Spiking Neural Networks (SNNs) offer inherent advantages for low-power inference through sparse, event-driven computation. However, the theoretical energy benefits of SNNs are often decoupled from real hardware performance due to the opaque relationship between training-time choices and inference-time sparsity. While prior work has focused on weight pruning and compression, the role of training hyperparameters -- specifically surrogate gradient functions and neuron model configurations -- in shaping hardware-level activation sparsity remains underexplored. This paper presents a workload characterization study quantifying the sensitivity of hardware latency to SNN hyperparameters. We decouple the impact of surrogate gradient functions (e.g., Fast Sigmoid, Spike Rate Escape) and neuron models (LIF, Lapicque) on classification accuracy and inference efficiency across three event-based vision datasets: DVS128-Gesture, N-MNIST, and DVS-CIFAR10. Our analysis reveals that standard accuracy metrics are poor predictors of hardware efficiency. While Fast Sigmoid achieves the highest accuracy on DVS-CIFAR10, Spike Rate Escape reduces inference latency by up to 12.2% on DVS128-Gesture with minimal accuracy trade-offs. We also demonstrate that neuron model selection is as critical as parameter tuning; transitioning from LIF to Lapicque neurons yields up to 28% latency reduction. We validate on a custom cycle-accurate FPGA-based SNN instrumentation platform, showing that sparsity-aware hyperparameter selection can improve accuracy by 9.1% and latency by over 2x compared to baselines. These findings establish a methodology for predicting hardware behavior from training parameters.

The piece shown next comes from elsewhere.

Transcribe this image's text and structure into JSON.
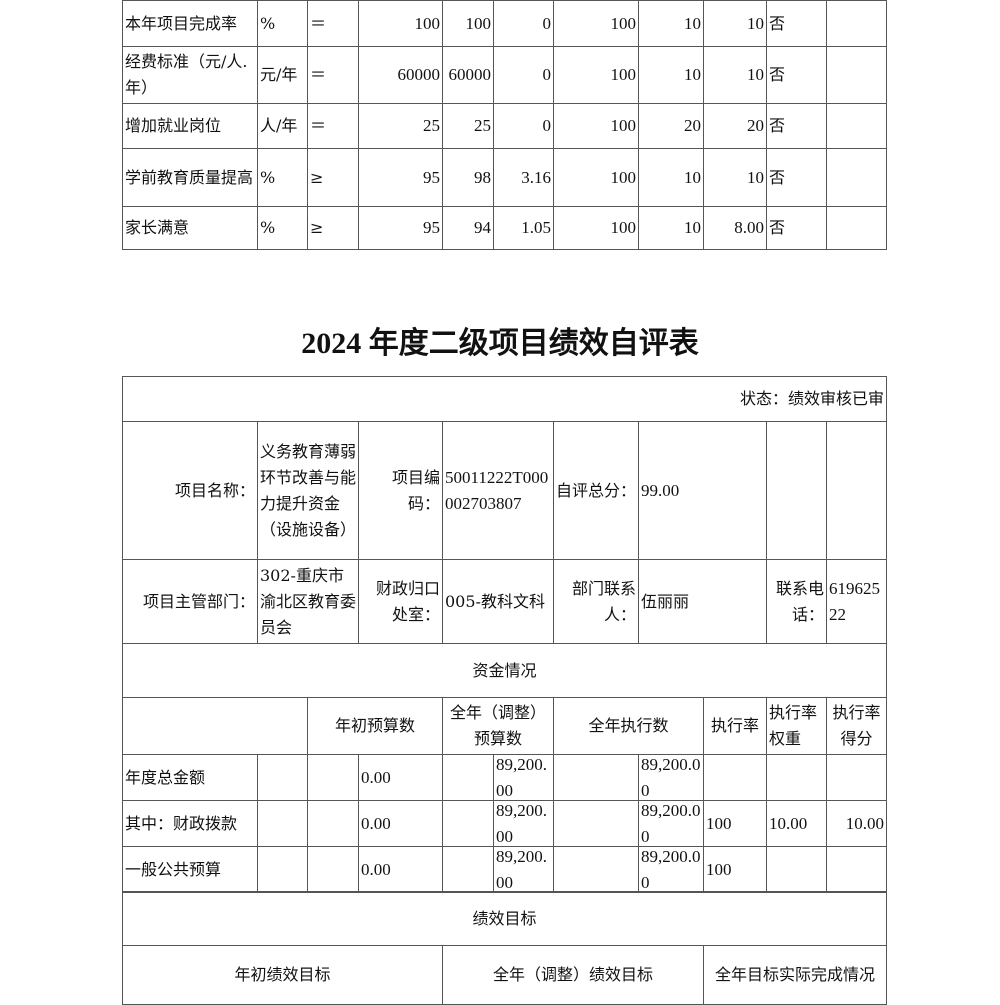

The RTL and reproducibility artifacts are at https://zenodo.org/records/18893738.

Paper Structure

This paper contains 42 sections, 8 equations, 7 figures, 2 tables.

Figures (7)

  • Figure 1: Hardware dataflow comparison between the LIF and Lapicque neuron models. LIF uses bit-shifts for decay (3 ops/update); Lapicque requires explicit multiplications for RC constants (4 ops + 2$\times$ MUL). Despite higher per-update cost, Lapicque's temporal dynamics suppress total spike events, yielding lower system-level latency.
  • Figure 2: Visualization of the derivative profiles ($\frac{\partial S}{\partial U}$) for different surrogate functions plotted against the membrane potential's proximity to the firing threshold ($U - U_{thr}$). Fast Sigmoid (a) maintains meaningful gradient support in the tails as $k$ increases. Arctangent (b) exhibits similar behavior with Cauchy-like tails that preserve gradient flow farther from the threshold. Spike Rate Escape (c) exhibits exponential decay, leading to vanishing gradients (gradient $\approx$ 0) for neurons far from the threshold (assuming $\beta = k$). The Stochastic Spike Operator (d) uses a constant gradient of 1 above threshold and injects uniform noise below threshold, enabling gradient flow through sub-threshold neurons. These mathematical properties explain the sharp accuracy degradation ("cliffs") observed in our experimental characterization (Section \ref{['sec:results']}).
  • Figure 3: Overview of our design space exploration workflow.
  • Figure 4: Dataflow of the hardware instrumentation platform (Parametric Sparsity-Aware Convolution Engine). The design features an Event Control Unit (ECU) that dynamically schedules only active neurons, and Neural Cores (NCs) with configurable accumulation logic. This event-driven architecture allows for precise isolation of latency reductions caused by algorithmic sparsity tuning.
  • Figure 5: Accuracy trends for surrogate gradient functions across three datasets. Each plot shows classification accuracy as a function of the derivative scaling factor (slope) $\alpha$ for four surrogate functions: Fast Sigmoid, Arctangent, SRE, and SSO. For each surrogate, representative top-performing $\alpha$ values were selected from 40 Optuna trials per candidate configuration (each trained for up to 200 epochs with early stopping).